Son single suivant continue sur cette belle lancée de production léchée, voix envoûtante, et paroles fortes puisque dans « Black Mascara », elle raconte avoir été droguée à son insu par un proche qu’elle pensait de confiance. Mais c’est le troisième, « Escapism », complètement déstructuré par rapport aux morceaux pop ultra standardisés dont on a l’habitude, qui l’a fait exploser aux yeux du grand public international, notamment car le morceau devient viral sur TikTok. De quoi lui permettre de pouvoir enfin sortir son premier album en toute indépendance et liberté artistique, My 21st Century Blues, en février 2024. Si on mettait la pionnière du blues Mamie Smith, la soul d’Amy Winehouse, et le sens de la pop dramatique de Lady Gaga dans un shaker, on aurait un délicieux cocktail proche de la musicalité inclassable de Raye.
Depuis, plus rien n’arrête Raye qui bénéfie à la fois d’un immense succès critique et public.
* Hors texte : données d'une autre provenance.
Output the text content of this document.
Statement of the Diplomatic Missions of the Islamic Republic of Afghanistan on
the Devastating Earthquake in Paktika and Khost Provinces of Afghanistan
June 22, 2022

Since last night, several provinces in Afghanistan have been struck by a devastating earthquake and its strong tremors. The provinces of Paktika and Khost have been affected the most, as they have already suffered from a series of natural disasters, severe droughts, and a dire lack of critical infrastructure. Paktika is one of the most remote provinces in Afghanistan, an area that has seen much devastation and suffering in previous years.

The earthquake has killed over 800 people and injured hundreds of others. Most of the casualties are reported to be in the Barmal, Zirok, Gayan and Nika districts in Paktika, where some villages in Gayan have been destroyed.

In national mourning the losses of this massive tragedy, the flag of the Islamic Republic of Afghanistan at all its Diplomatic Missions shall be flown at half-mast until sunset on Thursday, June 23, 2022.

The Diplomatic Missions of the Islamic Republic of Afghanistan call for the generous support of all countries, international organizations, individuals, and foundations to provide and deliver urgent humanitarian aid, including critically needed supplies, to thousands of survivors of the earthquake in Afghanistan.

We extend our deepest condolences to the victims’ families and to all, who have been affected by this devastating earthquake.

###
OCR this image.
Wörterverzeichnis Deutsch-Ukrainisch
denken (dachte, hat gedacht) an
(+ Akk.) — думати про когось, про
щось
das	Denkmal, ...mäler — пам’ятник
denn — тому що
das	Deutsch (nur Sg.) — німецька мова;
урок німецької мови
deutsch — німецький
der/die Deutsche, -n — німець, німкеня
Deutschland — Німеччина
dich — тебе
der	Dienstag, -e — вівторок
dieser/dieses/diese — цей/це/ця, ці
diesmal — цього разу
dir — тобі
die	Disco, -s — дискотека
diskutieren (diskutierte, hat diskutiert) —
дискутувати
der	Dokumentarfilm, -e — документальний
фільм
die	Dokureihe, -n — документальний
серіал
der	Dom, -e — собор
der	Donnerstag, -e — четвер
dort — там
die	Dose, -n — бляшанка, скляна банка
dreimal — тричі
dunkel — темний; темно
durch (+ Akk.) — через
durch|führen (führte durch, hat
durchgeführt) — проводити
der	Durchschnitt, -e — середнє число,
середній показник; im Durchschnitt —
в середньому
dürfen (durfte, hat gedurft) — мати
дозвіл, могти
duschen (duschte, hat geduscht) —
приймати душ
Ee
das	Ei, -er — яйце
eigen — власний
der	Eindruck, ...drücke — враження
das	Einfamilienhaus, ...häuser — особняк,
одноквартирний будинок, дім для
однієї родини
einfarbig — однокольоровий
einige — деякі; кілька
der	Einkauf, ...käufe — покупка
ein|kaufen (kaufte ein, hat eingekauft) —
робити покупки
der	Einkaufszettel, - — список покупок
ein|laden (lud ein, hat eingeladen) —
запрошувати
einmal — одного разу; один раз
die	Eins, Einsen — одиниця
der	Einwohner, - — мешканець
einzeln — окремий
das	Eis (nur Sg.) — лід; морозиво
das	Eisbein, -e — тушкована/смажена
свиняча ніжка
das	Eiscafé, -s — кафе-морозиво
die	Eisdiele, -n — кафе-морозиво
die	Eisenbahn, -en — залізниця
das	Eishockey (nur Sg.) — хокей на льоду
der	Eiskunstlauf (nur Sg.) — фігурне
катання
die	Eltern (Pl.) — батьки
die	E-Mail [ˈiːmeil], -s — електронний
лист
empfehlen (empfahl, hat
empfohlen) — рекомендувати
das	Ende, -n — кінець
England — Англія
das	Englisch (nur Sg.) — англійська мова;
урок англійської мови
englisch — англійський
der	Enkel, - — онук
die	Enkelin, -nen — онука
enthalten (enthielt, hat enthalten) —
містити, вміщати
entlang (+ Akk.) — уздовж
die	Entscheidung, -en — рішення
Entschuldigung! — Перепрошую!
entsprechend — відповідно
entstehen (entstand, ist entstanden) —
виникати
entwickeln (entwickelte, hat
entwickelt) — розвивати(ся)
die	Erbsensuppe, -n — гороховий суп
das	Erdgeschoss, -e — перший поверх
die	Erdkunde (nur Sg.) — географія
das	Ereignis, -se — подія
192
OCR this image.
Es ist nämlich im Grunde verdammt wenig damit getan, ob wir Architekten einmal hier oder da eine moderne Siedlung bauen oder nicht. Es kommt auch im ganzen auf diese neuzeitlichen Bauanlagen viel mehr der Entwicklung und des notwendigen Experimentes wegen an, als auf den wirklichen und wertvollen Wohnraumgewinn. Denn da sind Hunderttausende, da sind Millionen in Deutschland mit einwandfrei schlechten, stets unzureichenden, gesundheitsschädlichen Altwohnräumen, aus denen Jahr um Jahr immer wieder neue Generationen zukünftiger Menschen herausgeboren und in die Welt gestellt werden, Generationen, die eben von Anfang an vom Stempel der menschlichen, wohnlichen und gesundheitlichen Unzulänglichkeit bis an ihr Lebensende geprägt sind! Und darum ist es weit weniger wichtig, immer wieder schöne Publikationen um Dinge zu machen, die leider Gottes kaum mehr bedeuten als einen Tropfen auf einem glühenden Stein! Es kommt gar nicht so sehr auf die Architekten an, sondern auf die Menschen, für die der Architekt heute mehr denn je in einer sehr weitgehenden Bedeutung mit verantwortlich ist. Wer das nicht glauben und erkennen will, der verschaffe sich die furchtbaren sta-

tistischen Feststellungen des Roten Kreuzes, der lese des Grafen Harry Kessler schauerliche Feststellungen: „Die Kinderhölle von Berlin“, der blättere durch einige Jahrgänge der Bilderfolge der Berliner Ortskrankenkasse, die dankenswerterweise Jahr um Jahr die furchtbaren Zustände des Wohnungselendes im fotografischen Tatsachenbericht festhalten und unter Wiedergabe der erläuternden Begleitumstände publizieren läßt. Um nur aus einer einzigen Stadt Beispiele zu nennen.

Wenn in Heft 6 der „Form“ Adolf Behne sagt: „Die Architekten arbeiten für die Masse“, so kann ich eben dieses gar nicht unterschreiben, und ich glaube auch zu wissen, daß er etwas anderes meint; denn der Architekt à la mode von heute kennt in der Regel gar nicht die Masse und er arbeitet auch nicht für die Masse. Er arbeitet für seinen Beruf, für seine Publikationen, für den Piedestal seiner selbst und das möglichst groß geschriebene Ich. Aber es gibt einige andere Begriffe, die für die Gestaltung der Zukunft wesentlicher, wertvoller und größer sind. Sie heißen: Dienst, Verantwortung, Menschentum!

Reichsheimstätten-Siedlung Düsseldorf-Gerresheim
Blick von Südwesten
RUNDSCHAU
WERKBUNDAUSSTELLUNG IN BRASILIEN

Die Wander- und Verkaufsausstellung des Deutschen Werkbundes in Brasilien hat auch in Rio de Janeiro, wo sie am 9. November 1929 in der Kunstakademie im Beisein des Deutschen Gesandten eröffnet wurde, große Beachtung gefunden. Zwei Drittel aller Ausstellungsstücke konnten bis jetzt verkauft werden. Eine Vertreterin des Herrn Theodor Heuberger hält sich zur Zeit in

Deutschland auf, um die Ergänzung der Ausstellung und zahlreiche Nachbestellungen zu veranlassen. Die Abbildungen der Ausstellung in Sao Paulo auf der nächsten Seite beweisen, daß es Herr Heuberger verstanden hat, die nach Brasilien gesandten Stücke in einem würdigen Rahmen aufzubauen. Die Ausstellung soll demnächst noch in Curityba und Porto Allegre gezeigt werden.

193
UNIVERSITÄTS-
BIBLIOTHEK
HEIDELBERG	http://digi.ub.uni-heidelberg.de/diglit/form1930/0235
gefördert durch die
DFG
L’autrice-compositrice-interprète enchaîne les hits avec une sincérité déconcertante dans les paroles, comme dans son titre « Ice Cream Man » qui parle sans détours de viol subi de la part d’un producteur, par exemple. Doux-amer, son premier album My 21st Century Blues sonne comme un journal intime qu’elle nous chanterait avec sa voix particulièrement reconnaissable. Le tout sur des productions musicales qui touchent au jazz, au trip hop, au RnB, et une pointe d’électro pour donner naissance à une dark pop unique en son genre. L’artiste accompagne son talent musical d’un univers visuel à l’esthétique sombre et chiadée qui rendent ses clips si uniques et dépaysants. Sa réussite musicale sert de meilleure revanche contre son ancien label, ainsi que le racisme et la misogynie qui gangrène l’industrie, et tout le reste de la société. Bref, Raye a tout pour devenir une pop star sur laquelle le monde peut compter, pleurer, rager, et danser.